Dieser Text erschien zuerst am 10.12.2023 in den Vorarlberger Nachrichten und ist weiterhin hier abrufbar.

 

Wie eine VN-Anfrage vom 10. Jänner 2021 jetzt doch noch beantwortet wurde. Und worum es in dieser geheim anmutenden Angelegenheit ging.

Wien Zugegeben, dieser Text erscheint etwas spät. Eigentlich hätte an dieser Stelle bereits im Jänner 2021 eine Geschichte darüber stehen sollen, wie viele Menschen das „Kaufhaus Österreich“ tatsächlich genutzt haben. Was das „Kaufhaus Österreich“ ist, fragen Sie sich womöglich. Das war jene Plattform, die Ende 2020 von Wirtschaftsministerium und Wirtschaftskammer gemeinsam aufgesetzt wurde und für „regional-digitalen Schaufensterbummel“ sorgen sollte.

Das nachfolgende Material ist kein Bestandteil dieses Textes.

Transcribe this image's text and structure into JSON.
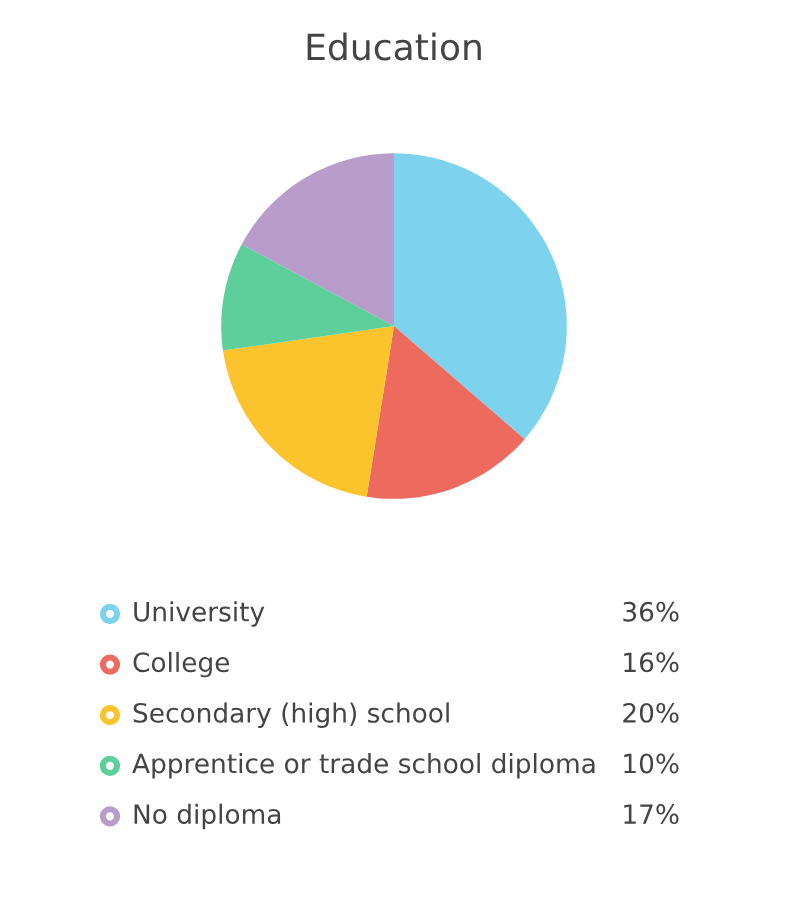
{
  "chart_data": {
    "type": "pie",
    "title": "Education",
    "categories": [
      "University",
      "College",
      "Secondary (high) school",
      "Apprentice or trade school diploma",
      "No diploma"
    ],
    "values": [
      36,
      16,
      20,
      10,
      17
    ],
    "value_labels": [
      "36%",
      "16%",
      "20%",
      "10%",
      "17%"
    ],
    "colors": [
      "#7dd3ee",
      "#ec6a5e",
      "#fcc42c",
      "#5ccf9b",
      "#b89cc9"
    ],
    "legend": "bottom"
  }
}
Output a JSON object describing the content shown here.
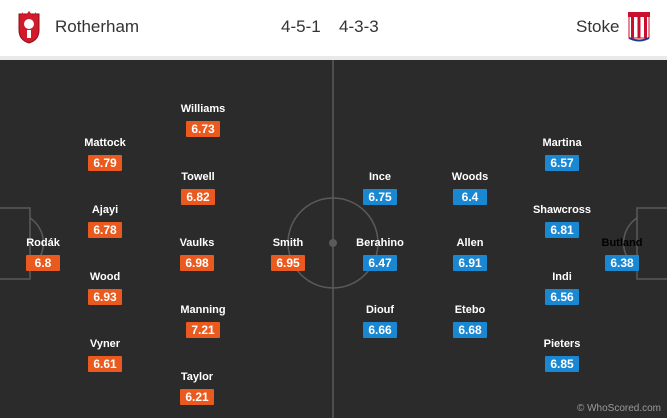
{
  "header": {
    "home_team": "Rotherham",
    "home_formation": "4-5-1",
    "away_formation": "4-3-3",
    "away_team": "Stoke"
  },
  "colors": {
    "home_rating": "#ea5a1f",
    "away_rating": "#1a87d2",
    "pitch": "#2b2b2b",
    "lines": "#5a5a5a"
  },
  "home_players": [
    {
      "name": "Rodák",
      "rating": "6.8"
    },
    {
      "name": "Mattock",
      "rating": "6.79"
    },
    {
      "name": "Ajayi",
      "rating": "6.78"
    },
    {
      "name": "Wood",
      "rating": "6.93"
    },
    {
      "name": "Vyner",
      "rating": "6.61"
    },
    {
      "name": "Williams",
      "rating": "6.73"
    },
    {
      "name": "Towell",
      "rating": "6.82"
    },
    {
      "name": "Vaulks",
      "rating": "6.98"
    },
    {
      "name": "Manning",
      "rating": "7.21"
    },
    {
      "name": "Taylor",
      "rating": "6.21"
    },
    {
      "name": "Smith",
      "rating": "6.95"
    }
  ],
  "away_players": [
    {
      "name": "Ince",
      "rating": "6.75"
    },
    {
      "name": "Berahino",
      "rating": "6.47"
    },
    {
      "name": "Diouf",
      "rating": "6.66"
    },
    {
      "name": "Woods",
      "rating": "6.4"
    },
    {
      "name": "Allen",
      "rating": "6.91"
    },
    {
      "name": "Etebo",
      "rating": "6.68"
    },
    {
      "name": "Martina",
      "rating": "6.57"
    },
    {
      "name": "Shawcross",
      "rating": "6.81"
    },
    {
      "name": "Indi",
      "rating": "6.56"
    },
    {
      "name": "Pieters",
      "rating": "6.85"
    },
    {
      "name": "Butland",
      "rating": "6.38"
    }
  ],
  "credit": "© WhoScored.com"
}
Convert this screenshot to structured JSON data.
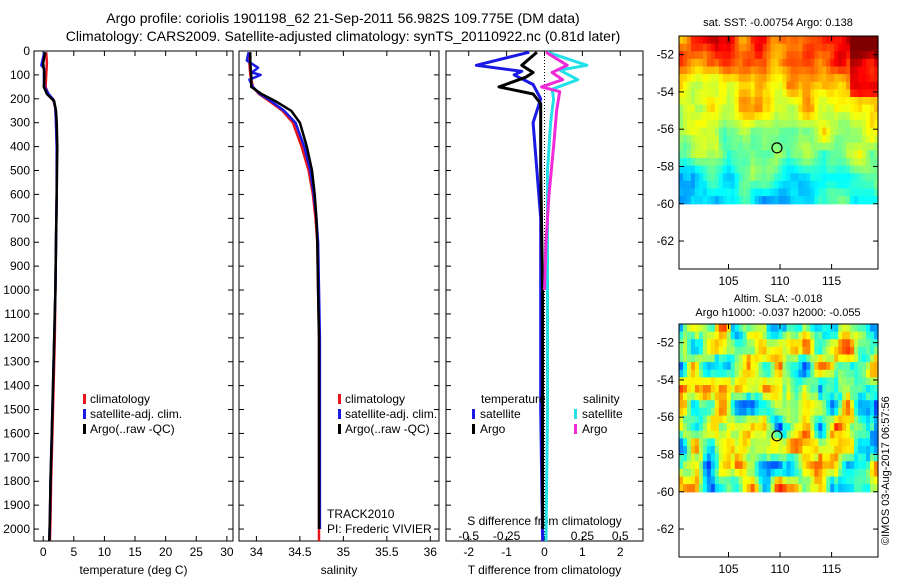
{
  "header": {
    "title_line1": "Argo profile: coriolis 1901198_62 21-Sep-2011 56.982S 109.775E (DM data)",
    "title_line2": "Climatology: CARS2009. Satellite-adjusted climatology: synTS_20110922.nc (0.81d later)"
  },
  "colors": {
    "climatology": "#e8141c",
    "satellite": "#1a1ae6",
    "argo": "#000000",
    "sat_salinity": "#22e0e8",
    "argo_salinity": "#f02ad8"
  },
  "depth_axis": {
    "ylim": [
      0,
      2050
    ],
    "ticks": [
      0,
      100,
      200,
      300,
      400,
      500,
      600,
      700,
      800,
      900,
      1000,
      1100,
      1200,
      1300,
      1400,
      1500,
      1600,
      1700,
      1800,
      1900,
      2000
    ]
  },
  "chart_data": [
    {
      "type": "line",
      "id": "temperature",
      "xlabel": "temperature (deg C)",
      "xlim": [
        -1.5,
        31
      ],
      "xticks": [
        0,
        5,
        10,
        15,
        20,
        25,
        30
      ],
      "legend": [
        "climatology",
        "satellite-adj. clim.",
        "Argo(..raw -QC)"
      ],
      "series": [
        {
          "name": "climatology",
          "color": "#e8141c",
          "points": [
            [
              0.5,
              5
            ],
            [
              0.6,
              50
            ],
            [
              0.5,
              100
            ],
            [
              0.4,
              150
            ],
            [
              0.9,
              185
            ],
            [
              1.6,
              200
            ],
            [
              2.0,
              240
            ],
            [
              2.1,
              300
            ],
            [
              2.2,
              400
            ],
            [
              2.2,
              600
            ],
            [
              2.1,
              800
            ],
            [
              2.0,
              1000
            ],
            [
              1.9,
              1200
            ],
            [
              1.7,
              1400
            ],
            [
              1.5,
              1600
            ],
            [
              1.3,
              1800
            ],
            [
              1.2,
              1950
            ],
            [
              1.1,
              2050
            ]
          ]
        },
        {
          "name": "satellite-adj. clim.",
          "color": "#1a1ae6",
          "points": [
            [
              0.2,
              5
            ],
            [
              -0.3,
              60
            ],
            [
              0.2,
              75
            ],
            [
              0.1,
              100
            ],
            [
              0.2,
              150
            ],
            [
              0.9,
              180
            ],
            [
              1.7,
              205
            ],
            [
              2.0,
              240
            ],
            [
              2.1,
              300
            ],
            [
              2.2,
              400
            ],
            [
              2.2,
              600
            ],
            [
              2.1,
              800
            ],
            [
              2.0,
              1000
            ],
            [
              1.8,
              1200
            ],
            [
              1.6,
              1400
            ],
            [
              1.4,
              1600
            ],
            [
              1.2,
              1800
            ],
            [
              1.1,
              1950
            ],
            [
              1.0,
              2050
            ]
          ]
        },
        {
          "name": "Argo(..raw -QC)",
          "color": "#000000",
          "points": [
            [
              0.3,
              5
            ],
            [
              0.0,
              50
            ],
            [
              0.2,
              100
            ],
            [
              0.1,
              150
            ],
            [
              0.6,
              180
            ],
            [
              1.8,
              210
            ],
            [
              2.1,
              250
            ],
            [
              2.2,
              300
            ],
            [
              2.3,
              400
            ],
            [
              2.2,
              600
            ],
            [
              2.1,
              800
            ],
            [
              2.0,
              1000
            ],
            [
              1.8,
              1200
            ],
            [
              1.6,
              1400
            ],
            [
              1.4,
              1600
            ],
            [
              1.2,
              1800
            ],
            [
              1.1,
              1950
            ],
            [
              1.0,
              2050
            ]
          ]
        }
      ]
    },
    {
      "type": "line",
      "id": "salinity",
      "xlabel": "salinity",
      "xlim": [
        33.8,
        36.1
      ],
      "xticks": [
        34,
        34.5,
        35,
        35.5,
        36
      ],
      "xticklabels": [
        "34",
        "34.5",
        "35",
        "35.5",
        "36"
      ],
      "legend": [
        "climatology",
        "satellite-adj. clim.",
        "Argo(..raw -QC)"
      ],
      "annotations": [
        "TRACK2010",
        "PI: Frederic VIVIER"
      ],
      "series": [
        {
          "name": "climatology",
          "color": "#e8141c",
          "points": [
            [
              33.92,
              5
            ],
            [
              33.92,
              50
            ],
            [
              33.93,
              100
            ],
            [
              33.96,
              150
            ],
            [
              34.03,
              180
            ],
            [
              34.15,
              210
            ],
            [
              34.3,
              250
            ],
            [
              34.42,
              300
            ],
            [
              34.52,
              400
            ],
            [
              34.6,
              500
            ],
            [
              34.65,
              600
            ],
            [
              34.68,
              700
            ],
            [
              34.7,
              800
            ],
            [
              34.71,
              1000
            ],
            [
              34.72,
              1200
            ],
            [
              34.72,
              1500
            ],
            [
              34.72,
              1800
            ],
            [
              34.72,
              2050
            ]
          ]
        },
        {
          "name": "satellite-adj. clim.",
          "color": "#1a1ae6",
          "points": [
            [
              33.91,
              5
            ],
            [
              33.89,
              40
            ],
            [
              34.02,
              70
            ],
            [
              33.95,
              90
            ],
            [
              34.05,
              100
            ],
            [
              33.92,
              120
            ],
            [
              33.96,
              150
            ],
            [
              34.04,
              180
            ],
            [
              34.17,
              210
            ],
            [
              34.32,
              250
            ],
            [
              34.45,
              300
            ],
            [
              34.55,
              400
            ],
            [
              34.62,
              500
            ],
            [
              34.66,
              600
            ],
            [
              34.69,
              700
            ],
            [
              34.71,
              800
            ],
            [
              34.72,
              1000
            ],
            [
              34.73,
              1200
            ],
            [
              34.73,
              1500
            ],
            [
              34.73,
              1800
            ],
            [
              34.73,
              2000
            ]
          ]
        },
        {
          "name": "Argo(..raw -QC)",
          "color": "#000000",
          "points": [
            [
              33.93,
              5
            ],
            [
              33.93,
              50
            ],
            [
              33.94,
              100
            ],
            [
              33.94,
              150
            ],
            [
              34.06,
              180
            ],
            [
              34.22,
              210
            ],
            [
              34.4,
              250
            ],
            [
              34.5,
              300
            ],
            [
              34.58,
              400
            ],
            [
              34.64,
              500
            ],
            [
              34.67,
              600
            ],
            [
              34.69,
              700
            ],
            [
              34.7,
              800
            ],
            [
              34.71,
              1000
            ],
            [
              34.72,
              1200
            ],
            [
              34.72,
              1500
            ],
            [
              34.72,
              1800
            ],
            [
              34.72,
              2000
            ]
          ]
        }
      ]
    },
    {
      "type": "line",
      "id": "difference",
      "xlabel": "T difference from climatology",
      "xlabel_top": "S difference from climatology",
      "xlim": [
        -2.6,
        2.6
      ],
      "xticks": [
        -2,
        -1,
        0,
        1,
        2
      ],
      "xticks_S": [
        -0.5,
        -0.25,
        0,
        0.25,
        0.5
      ],
      "xticklabels_S": [
        "-0.5",
        "-0.25",
        "0",
        "0.25",
        "0.5"
      ],
      "legend_left_title": "temperature",
      "legend_right_title": "salinity",
      "legend_left": [
        "satellite",
        "Argo"
      ],
      "legend_right": [
        "satellite",
        "Argo"
      ],
      "series": [
        {
          "name": "satellite",
          "quantity": "temperature",
          "color": "#1a1ae6",
          "points": [
            [
              -0.4,
              5
            ],
            [
              -1.8,
              60
            ],
            [
              -0.6,
              85
            ],
            [
              -0.8,
              100
            ],
            [
              -0.3,
              140
            ],
            [
              -0.1,
              200
            ],
            [
              -0.3,
              300
            ],
            [
              -0.2,
              500
            ],
            [
              -0.1,
              700
            ],
            [
              -0.1,
              1000
            ],
            [
              -0.1,
              1500
            ],
            [
              -0.05,
              2050
            ]
          ]
        },
        {
          "name": "Argo",
          "quantity": "temperature",
          "color": "#000000",
          "points": [
            [
              -0.2,
              5
            ],
            [
              -0.6,
              60
            ],
            [
              -0.3,
              90
            ],
            [
              -0.5,
              110
            ],
            [
              -1.2,
              150
            ],
            [
              -0.3,
              180
            ],
            [
              -0.1,
              220
            ],
            [
              -0.1,
              500
            ],
            [
              -0.05,
              1000
            ],
            [
              -0.05,
              1500
            ],
            [
              -0.05,
              2000
            ]
          ]
        },
        {
          "name": "satellite",
          "quantity": "salinity",
          "color": "#22e0e8",
          "points": [
            [
              0.02,
              5
            ],
            [
              0.28,
              60
            ],
            [
              0.1,
              80
            ],
            [
              0.22,
              120
            ],
            [
              0.05,
              160
            ],
            [
              0.06,
              200
            ],
            [
              0.04,
              300
            ],
            [
              0.02,
              500
            ],
            [
              0.02,
              1000
            ],
            [
              0.02,
              1500
            ],
            [
              0.01,
              2050
            ]
          ]
        },
        {
          "name": "Argo",
          "quantity": "salinity",
          "color": "#f02ad8",
          "points": [
            [
              0.01,
              5
            ],
            [
              0.15,
              60
            ],
            [
              0.05,
              90
            ],
            [
              0.12,
              120
            ],
            [
              -0.02,
              150
            ],
            [
              0.1,
              170
            ],
            [
              0.08,
              250
            ],
            [
              0.06,
              400
            ],
            [
              0.03,
              600
            ],
            [
              0.01,
              800
            ],
            [
              0.0,
              1000
            ]
          ]
        }
      ]
    },
    {
      "type": "heatmap",
      "id": "sat-sst",
      "title": "sat. SST: -0.00754  Argo: 0.138",
      "xlim": [
        100.2,
        119.5
      ],
      "ylim": [
        -63.5,
        -51
      ],
      "data_ylim": [
        -60,
        -51
      ],
      "xticks": [
        105,
        110,
        115
      ],
      "yticks": [
        -52,
        -54,
        -56,
        -58,
        -60,
        -62
      ],
      "marker": [
        109.7,
        -57.0
      ],
      "colormap": "jet"
    },
    {
      "type": "heatmap",
      "id": "altim-sla",
      "title_line1": "Altim. SLA: -0.018",
      "title_line2": "Argo h1000: -0.037 h2000: -0.055",
      "xlim": [
        100.2,
        119.5
      ],
      "ylim": [
        -63.5,
        -51
      ],
      "data_ylim": [
        -60,
        -51
      ],
      "xticks": [
        105,
        110,
        115
      ],
      "yticks": [
        -52,
        -54,
        -56,
        -58,
        -60,
        -62
      ],
      "marker": [
        109.7,
        -57.0
      ],
      "colormap": "jet"
    }
  ],
  "footer": {
    "stamp": "©IMOS 03-Aug-2017 06:57:56"
  }
}
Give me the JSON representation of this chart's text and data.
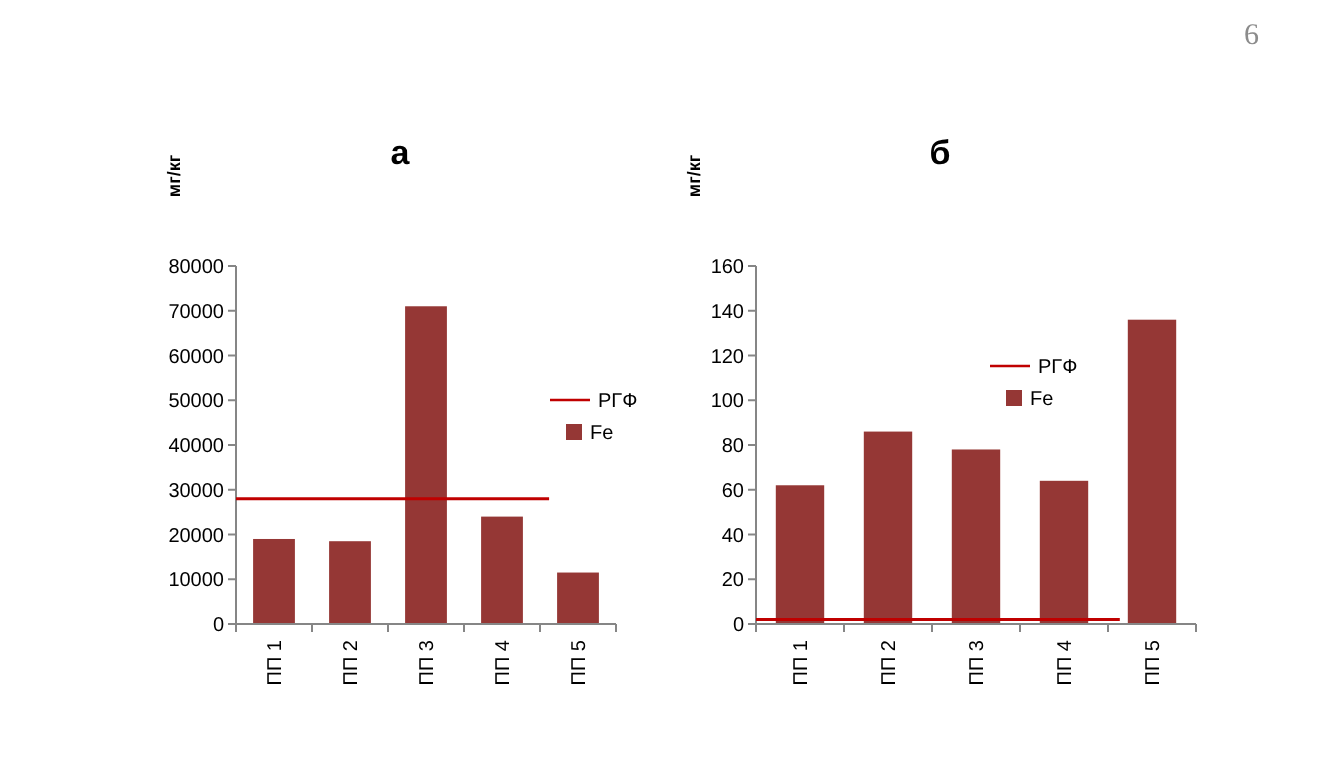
{
  "chart_data": [
    {
      "type": "bar",
      "title": "а",
      "ylabel": "мг/кг",
      "categories": [
        "ПП 1",
        "ПП 2",
        "ПП 3",
        "ПП 4",
        "ПП 5"
      ],
      "series": [
        {
          "name": "Fe",
          "color": "#953735",
          "values": [
            19000,
            18500,
            71000,
            24000,
            11500
          ]
        }
      ],
      "ylim": [
        0,
        80000
      ],
      "yticks": [
        0,
        10000,
        20000,
        30000,
        40000,
        50000,
        60000,
        70000,
        80000
      ],
      "ref_lines": [
        {
          "axis": "y",
          "value": 28000,
          "label": "РГФ",
          "color": "#c00000"
        }
      ],
      "legend": "right",
      "grid": false,
      "annotations": [
        "6"
      ]
    },
    {
      "type": "bar",
      "title": "б",
      "ylabel": "мг/кг",
      "categories": [
        "ПП 1",
        "ПП 2",
        "ПП 3",
        "ПП 4",
        "ПП 5"
      ],
      "series": [
        {
          "name": "Fe",
          "color": "#953735",
          "values": [
            62,
            86,
            78,
            64,
            136
          ]
        }
      ],
      "ylim": [
        0,
        160
      ],
      "yticks": [
        0,
        20,
        40,
        60,
        80,
        100,
        120,
        140,
        160
      ],
      "ref_lines": [
        {
          "axis": "y",
          "value": 2,
          "label": "РГФ",
          "color": "#c00000"
        }
      ],
      "legend": "right",
      "grid": false
    }
  ]
}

946.068,54 Euro für das virtuelle Schaufenster

Doch das Projekt wurde zu einem der größten innenpolitischen Aufreger im Corona-Jahr 2020. Sinnvoll im virtuellen Schaufenster nach passenden Weihnachtsgeschenken zu bummeln, war kaum möglich. Es hinterließ einen so bleibenden Eindruck, dass es sogar noch fast eineinhalb Jahre später als einer der Rücktrittsgründe für die federführende Wirtschaftsministerin Margarete Schramböck genannt wurde. Mitte 2022 wurde das „Kaufhaus Österreich“ dann endgültig zugesperrt, die Suchfunktion hatte es bereits zuvor wieder verloren. Verbrauchtes Steuergeld für das Projekt: 946.068,54 Euro.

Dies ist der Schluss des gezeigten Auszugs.